Passers-by scattered as firefights broke out around Champ de Mars, the main square in the capital, Port-auprince, which the palace overlooks.
Four police officers were injured and an armoured vehicle belonging to palace guards was burnt out. Separately, four people were found dead in the affluent suburb of Pétion-ville, which, until now, had been largely shielded from the bloodshed.
The palace remains empty, after Ariel Henry, the deeply unpopular acting prime minister and president, announced last month that he would resign as soon as a new transitional “presidential council” can be named.
He remains stranded in Puerto Rico after the gangs repeatedly besieged Haiti’s main airport to block his return to the shattered Caribbean nation.
Nevertheless, the palace retains major symbolic significance and the sight of Chérizier – accused of multiple massacres and under US and UN sanctions – occupying it would send a powerful message to both ordinary Haitians and the international community about who now runs the country.
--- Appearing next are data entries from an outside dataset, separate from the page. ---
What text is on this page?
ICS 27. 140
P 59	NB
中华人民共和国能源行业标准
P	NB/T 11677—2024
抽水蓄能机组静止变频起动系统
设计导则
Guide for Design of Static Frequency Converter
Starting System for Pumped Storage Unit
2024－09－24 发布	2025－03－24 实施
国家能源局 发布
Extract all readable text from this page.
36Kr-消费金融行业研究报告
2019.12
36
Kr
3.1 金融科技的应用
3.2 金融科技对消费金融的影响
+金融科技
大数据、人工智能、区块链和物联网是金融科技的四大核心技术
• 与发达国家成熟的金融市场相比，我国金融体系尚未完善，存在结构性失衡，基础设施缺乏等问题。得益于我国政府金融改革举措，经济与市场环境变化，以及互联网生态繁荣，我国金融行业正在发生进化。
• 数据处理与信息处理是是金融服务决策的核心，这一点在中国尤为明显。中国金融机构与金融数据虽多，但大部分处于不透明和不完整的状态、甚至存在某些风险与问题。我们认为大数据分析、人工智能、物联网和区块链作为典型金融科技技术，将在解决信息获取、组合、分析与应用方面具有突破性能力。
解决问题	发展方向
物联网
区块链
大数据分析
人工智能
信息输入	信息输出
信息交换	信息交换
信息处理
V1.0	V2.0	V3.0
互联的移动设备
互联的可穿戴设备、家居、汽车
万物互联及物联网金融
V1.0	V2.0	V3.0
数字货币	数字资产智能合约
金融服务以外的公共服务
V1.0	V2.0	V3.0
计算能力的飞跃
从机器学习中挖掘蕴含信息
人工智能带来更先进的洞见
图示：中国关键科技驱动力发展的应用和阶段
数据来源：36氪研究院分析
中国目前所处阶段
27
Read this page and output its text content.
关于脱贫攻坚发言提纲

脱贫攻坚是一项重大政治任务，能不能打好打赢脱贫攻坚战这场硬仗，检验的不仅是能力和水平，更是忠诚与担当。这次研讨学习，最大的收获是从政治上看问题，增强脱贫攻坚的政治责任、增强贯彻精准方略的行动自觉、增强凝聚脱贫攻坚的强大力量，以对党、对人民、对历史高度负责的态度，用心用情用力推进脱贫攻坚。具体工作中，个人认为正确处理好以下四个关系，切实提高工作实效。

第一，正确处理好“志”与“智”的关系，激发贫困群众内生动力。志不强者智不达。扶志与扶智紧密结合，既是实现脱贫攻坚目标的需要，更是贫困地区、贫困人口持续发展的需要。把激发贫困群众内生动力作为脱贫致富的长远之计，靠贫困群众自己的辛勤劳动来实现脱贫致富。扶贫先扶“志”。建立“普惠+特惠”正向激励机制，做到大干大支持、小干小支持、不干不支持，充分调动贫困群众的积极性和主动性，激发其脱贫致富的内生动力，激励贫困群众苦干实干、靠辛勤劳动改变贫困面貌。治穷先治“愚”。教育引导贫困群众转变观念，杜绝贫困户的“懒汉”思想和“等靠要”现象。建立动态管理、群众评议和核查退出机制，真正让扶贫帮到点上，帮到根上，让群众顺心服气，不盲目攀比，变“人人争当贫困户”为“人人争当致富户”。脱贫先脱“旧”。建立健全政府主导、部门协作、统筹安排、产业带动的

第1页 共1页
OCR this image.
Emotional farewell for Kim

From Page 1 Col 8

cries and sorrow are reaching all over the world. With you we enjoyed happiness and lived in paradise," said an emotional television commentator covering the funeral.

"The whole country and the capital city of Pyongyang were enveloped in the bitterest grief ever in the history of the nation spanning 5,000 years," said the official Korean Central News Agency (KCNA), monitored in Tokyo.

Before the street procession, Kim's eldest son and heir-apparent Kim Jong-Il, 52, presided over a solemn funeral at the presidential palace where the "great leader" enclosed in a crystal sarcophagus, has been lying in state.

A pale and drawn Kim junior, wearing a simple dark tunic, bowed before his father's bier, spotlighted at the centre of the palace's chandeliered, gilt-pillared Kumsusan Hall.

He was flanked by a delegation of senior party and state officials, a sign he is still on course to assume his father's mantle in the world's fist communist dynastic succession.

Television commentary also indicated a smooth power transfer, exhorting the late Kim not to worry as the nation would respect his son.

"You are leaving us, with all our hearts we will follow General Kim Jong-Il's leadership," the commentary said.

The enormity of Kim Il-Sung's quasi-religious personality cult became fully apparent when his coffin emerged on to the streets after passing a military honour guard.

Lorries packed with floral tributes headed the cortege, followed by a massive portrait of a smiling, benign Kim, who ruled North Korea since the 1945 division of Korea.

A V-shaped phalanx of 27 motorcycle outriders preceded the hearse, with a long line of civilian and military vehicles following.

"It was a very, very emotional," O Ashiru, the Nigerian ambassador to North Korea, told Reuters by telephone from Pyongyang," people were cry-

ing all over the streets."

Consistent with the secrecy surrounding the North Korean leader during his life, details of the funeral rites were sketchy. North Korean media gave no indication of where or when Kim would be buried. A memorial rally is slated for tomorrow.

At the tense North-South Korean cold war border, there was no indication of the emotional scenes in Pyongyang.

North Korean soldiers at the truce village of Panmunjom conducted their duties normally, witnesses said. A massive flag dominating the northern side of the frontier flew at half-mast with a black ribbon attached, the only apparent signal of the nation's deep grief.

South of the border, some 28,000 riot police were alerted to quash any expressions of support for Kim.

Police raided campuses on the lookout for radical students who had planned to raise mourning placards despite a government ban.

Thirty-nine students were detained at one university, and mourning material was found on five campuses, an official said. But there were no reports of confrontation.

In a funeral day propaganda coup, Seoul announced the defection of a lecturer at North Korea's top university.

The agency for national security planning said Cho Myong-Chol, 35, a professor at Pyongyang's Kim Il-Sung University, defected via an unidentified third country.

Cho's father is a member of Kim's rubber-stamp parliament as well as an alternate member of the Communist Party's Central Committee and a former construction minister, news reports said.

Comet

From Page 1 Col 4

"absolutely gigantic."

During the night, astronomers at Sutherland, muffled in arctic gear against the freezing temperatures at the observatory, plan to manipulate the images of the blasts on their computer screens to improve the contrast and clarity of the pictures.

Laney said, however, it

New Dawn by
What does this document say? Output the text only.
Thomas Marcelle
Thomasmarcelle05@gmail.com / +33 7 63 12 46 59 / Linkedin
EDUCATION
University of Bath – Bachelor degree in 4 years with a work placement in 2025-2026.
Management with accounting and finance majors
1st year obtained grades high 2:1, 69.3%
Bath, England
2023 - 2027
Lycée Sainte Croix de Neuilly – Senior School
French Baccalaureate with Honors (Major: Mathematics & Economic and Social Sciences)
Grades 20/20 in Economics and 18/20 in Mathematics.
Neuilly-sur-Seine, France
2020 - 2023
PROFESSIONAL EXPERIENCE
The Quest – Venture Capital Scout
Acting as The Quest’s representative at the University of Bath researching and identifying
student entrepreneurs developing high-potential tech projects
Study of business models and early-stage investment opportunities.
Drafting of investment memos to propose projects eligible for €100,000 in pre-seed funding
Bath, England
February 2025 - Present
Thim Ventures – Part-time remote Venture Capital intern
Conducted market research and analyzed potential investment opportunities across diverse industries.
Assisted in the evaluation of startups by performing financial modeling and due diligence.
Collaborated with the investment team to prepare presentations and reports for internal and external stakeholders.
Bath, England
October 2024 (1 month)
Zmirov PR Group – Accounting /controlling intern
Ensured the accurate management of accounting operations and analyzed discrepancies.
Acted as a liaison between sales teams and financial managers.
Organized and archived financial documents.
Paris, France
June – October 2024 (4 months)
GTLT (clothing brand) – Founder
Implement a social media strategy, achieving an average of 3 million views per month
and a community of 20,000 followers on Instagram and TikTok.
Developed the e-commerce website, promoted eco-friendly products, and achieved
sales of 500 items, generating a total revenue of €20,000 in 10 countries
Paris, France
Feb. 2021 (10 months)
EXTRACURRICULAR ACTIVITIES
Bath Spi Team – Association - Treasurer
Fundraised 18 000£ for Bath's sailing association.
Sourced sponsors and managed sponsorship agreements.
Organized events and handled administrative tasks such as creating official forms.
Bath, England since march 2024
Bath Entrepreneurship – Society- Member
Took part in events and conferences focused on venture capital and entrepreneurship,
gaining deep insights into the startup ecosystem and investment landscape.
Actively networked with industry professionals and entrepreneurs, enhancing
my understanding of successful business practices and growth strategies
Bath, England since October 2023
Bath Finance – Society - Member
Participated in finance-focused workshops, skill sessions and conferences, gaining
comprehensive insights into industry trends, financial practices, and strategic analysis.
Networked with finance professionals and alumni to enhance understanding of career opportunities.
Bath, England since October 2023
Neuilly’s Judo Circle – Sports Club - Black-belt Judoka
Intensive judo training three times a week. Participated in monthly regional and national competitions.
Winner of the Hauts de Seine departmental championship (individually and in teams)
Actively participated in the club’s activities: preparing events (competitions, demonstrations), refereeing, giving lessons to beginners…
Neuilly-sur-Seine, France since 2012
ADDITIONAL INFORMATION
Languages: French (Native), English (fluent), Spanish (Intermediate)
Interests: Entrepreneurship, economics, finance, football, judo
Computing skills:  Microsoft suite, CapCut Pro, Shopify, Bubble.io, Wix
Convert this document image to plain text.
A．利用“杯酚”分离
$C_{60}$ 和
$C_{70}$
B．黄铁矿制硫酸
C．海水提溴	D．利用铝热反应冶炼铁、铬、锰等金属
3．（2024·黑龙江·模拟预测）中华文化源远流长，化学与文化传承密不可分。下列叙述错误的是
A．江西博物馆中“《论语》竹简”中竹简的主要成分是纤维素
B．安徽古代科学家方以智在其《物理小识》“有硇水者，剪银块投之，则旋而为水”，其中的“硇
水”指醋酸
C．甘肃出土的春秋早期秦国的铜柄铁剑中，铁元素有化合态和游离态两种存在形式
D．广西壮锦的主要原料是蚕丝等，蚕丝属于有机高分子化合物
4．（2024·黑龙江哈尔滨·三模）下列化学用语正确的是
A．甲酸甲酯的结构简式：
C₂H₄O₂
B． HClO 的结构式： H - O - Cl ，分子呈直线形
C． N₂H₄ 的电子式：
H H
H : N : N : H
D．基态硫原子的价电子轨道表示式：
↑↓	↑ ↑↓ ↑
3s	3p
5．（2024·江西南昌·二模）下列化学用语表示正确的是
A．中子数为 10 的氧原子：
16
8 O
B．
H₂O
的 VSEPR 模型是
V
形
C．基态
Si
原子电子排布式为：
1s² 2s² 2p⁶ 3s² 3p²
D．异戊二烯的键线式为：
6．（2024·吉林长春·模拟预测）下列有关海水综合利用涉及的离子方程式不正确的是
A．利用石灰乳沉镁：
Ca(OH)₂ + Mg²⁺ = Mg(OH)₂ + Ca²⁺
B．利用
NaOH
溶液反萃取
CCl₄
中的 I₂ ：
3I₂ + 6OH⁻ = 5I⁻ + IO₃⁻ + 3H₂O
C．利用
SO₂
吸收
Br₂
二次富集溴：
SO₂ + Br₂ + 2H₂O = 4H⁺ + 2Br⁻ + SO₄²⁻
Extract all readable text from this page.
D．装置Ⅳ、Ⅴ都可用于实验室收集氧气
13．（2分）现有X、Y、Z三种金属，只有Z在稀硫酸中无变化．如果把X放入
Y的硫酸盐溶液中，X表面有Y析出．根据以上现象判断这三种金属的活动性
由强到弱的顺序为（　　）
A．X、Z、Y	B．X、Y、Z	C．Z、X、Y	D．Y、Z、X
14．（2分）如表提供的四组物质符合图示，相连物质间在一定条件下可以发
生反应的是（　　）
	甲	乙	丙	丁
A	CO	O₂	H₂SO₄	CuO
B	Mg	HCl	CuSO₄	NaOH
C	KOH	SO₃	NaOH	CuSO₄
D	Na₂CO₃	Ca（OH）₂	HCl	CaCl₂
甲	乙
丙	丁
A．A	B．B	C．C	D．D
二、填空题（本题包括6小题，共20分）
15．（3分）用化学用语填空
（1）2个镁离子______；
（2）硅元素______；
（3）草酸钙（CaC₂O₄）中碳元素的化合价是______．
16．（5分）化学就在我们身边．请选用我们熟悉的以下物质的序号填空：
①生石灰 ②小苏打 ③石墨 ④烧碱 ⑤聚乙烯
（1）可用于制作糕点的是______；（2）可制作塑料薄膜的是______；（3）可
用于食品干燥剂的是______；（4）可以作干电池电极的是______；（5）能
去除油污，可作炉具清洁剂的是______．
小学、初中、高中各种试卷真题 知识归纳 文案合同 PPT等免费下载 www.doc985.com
Mr Henry has said the presidential council’s nine members, drawn from civil society, the private sector and the church, have been chosen but he is now haggling with the Caribbean Community, Caricom, over the final details before publicly naming them.
A UN report released last week calculated that just over 1,500 people have died this year in the violence. Around 60 of them were lynched by vigilantes attempting to protect their neighbourhoods from the rampant gangs.